JHONNATAN ACOSTA SÁNCHEZ – Médico y cirujano, especialista en Epidemiología.

Hablar de suicidio implica mirar más allá de las muertes. Detrás de cada una existe un fenómeno más amplio: personas que atraviesan crisis, intentos que requieren atención, familias afectadas y oportunidades de intervención que pueden aparecer antes de que la situación llegue a ese punto.

En 2025, hasta el 20 de septiembre, la Secretaría de Salud y Ambiente de Bucaramanga reportó 400 intentos de suicidio, con una incidencia de 64,1 casos por cada 100.000 habitantes. De estos, 230 correspondieron a mujeres y 170 a hombres. La mayor incidencia se presentó entre adolescentes y jóvenes, particularmente en el grupo de 15 a 19 años.

Entre las mujeres de 10 a 24 años se concentró, en promedio, el 65,3 % de los casos, mientras que las adolescentes de 15 a 19 años alcanzaron una incidencia de 343,2 casos por cada 100.000 mujeres. Estos datos permiten identificar grupos que requieren especial atención, aunque la conducta suicida puede presentarse en cualquier etapa de la vida.

Un fenómeno con múltiples factores

Los registros también muestran que no existe una única explicación para los intentos de suicidio. Durante 2025, los principales factores desencadenantes identificados en Bucaramanga fueron los problemas familiares, con 37,6 %; los conflictos de pareja o expareja, con 26,9 %; y los problemas económicos, con 7,7 %. También se registraron antecedentes de trastornos psiquiátricos, depresión y consumo de sustancias psicoactivas.

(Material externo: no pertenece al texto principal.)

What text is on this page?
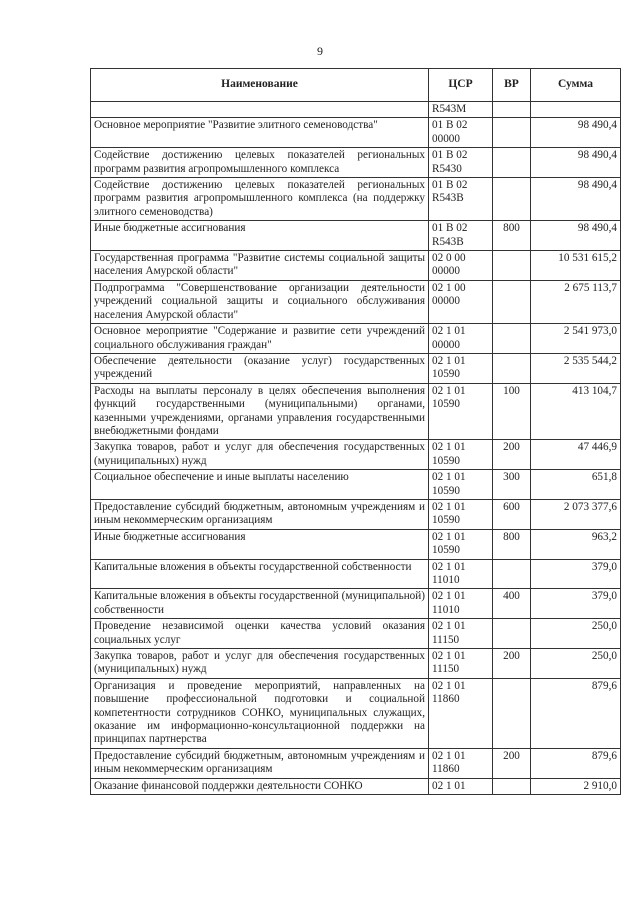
9
Наименование	ЦСР	ВР	Сумма
	R543M		
Основное мероприятие "Развитие элитного семеноводства"	01 В 02 00000		98 490,4
Содействие достижению целевых показателей региональных программ развития агропромышленного комплекса	01 В 02 R5430		98 490,4
Содействие достижению целевых показателей региональных программ развития агропромышленного комплекса (на поддержку элитного семеноводства)	01 В 02 R543В		98 490,4
Иные бюджетные ассигнования	01 В 02 R543В	800	98 490,4
Государственная программа "Развитие системы социальной защиты населения Амурской области"	02 0 00 00000		10 531 615,2
Подпрограмма "Совершенствование организации деятельности учреждений социальной защиты и социального обслуживания населения Амурской области"	02 1 00 00000		2 675 113,7
Основное мероприятие "Содержание и развитие сети учреждений социального обслуживания граждан"	02 1 01 00000		2 541 973,0
Обеспечение деятельности (оказание услуг) государственных учреждений	02 1 01 10590		2 535 544,2
Расходы на выплаты персоналу в целях обеспечения выполнения функций государственными (муниципальными) органами, казенными учреждениями, органами управления государственными внебюджетными фондами	02 1 01 10590	100	413 104,7
Закупка товаров, работ и услуг для обеспечения государственных (муниципальных) нужд	02 1 01 10590	200	47 446,9
Социальное обеспечение и иные выплаты населению	02 1 01 10590	300	651,8
Предоставление субсидий бюджетным, автономным учреждениям и иным некоммерческим организациям	02 1 01 10590	600	2 073 377,6
Иные бюджетные ассигнования	02 1 01 10590	800	963,2
Капитальные вложения в объекты государственной собственности	02 1 01 11010		379,0
Капитальные вложения в объекты государственной (муниципальной) собственности	02 1 01 11010	400	379,0
Проведение независимой оценки качества условий оказания социальных услуг	02 1 01 11150		250,0
Закупка товаров, работ и услуг для обеспечения государственных (муниципальных) нужд	02 1 01 11150	200	250,0
Организация и проведение мероприятий, направленных на повышение профессиональной подготовки и социальной компетентности сотрудников СОНКО, муниципальных служащих, оказание им информационно-консультационной поддержки на принципах партнерства	02 1 01 11860		879,6
Предоставление субсидий бюджетным, автономным учреждениям и иным некоммерческим организациям	02 1 01 11860	200	879,6
Оказание финансовой поддержки деятельности СОНКО	02 1 01		2 910,0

Estas circunstancias no deben interpretarse como causas aisladas. Una conducta suicida puede estar relacionada con la interacción de diferentes factores individuales, familiares y sociales. Por eso, la prevención requiere reconocer cambios en el comportamiento y atender oportunamente las situaciones que pueden aumentar la vulnerabilidad.

Magnific / VANGUARDIA
Magnific / VANGUARDIA

El panorama de 2026 mantiene la atención sobre la ciudad. A corte del 12 de agosto, el Sistema de Vigilancia en Salud Pública registraba 1.125 intentos de suicidio en Santander, de los cuales 506 correspondían a residentes de Bucaramanga. Le seguían Floridablanca, con 118; Piedecuesta, con 89; Barrancabermeja, con 81, y Girón, con 64.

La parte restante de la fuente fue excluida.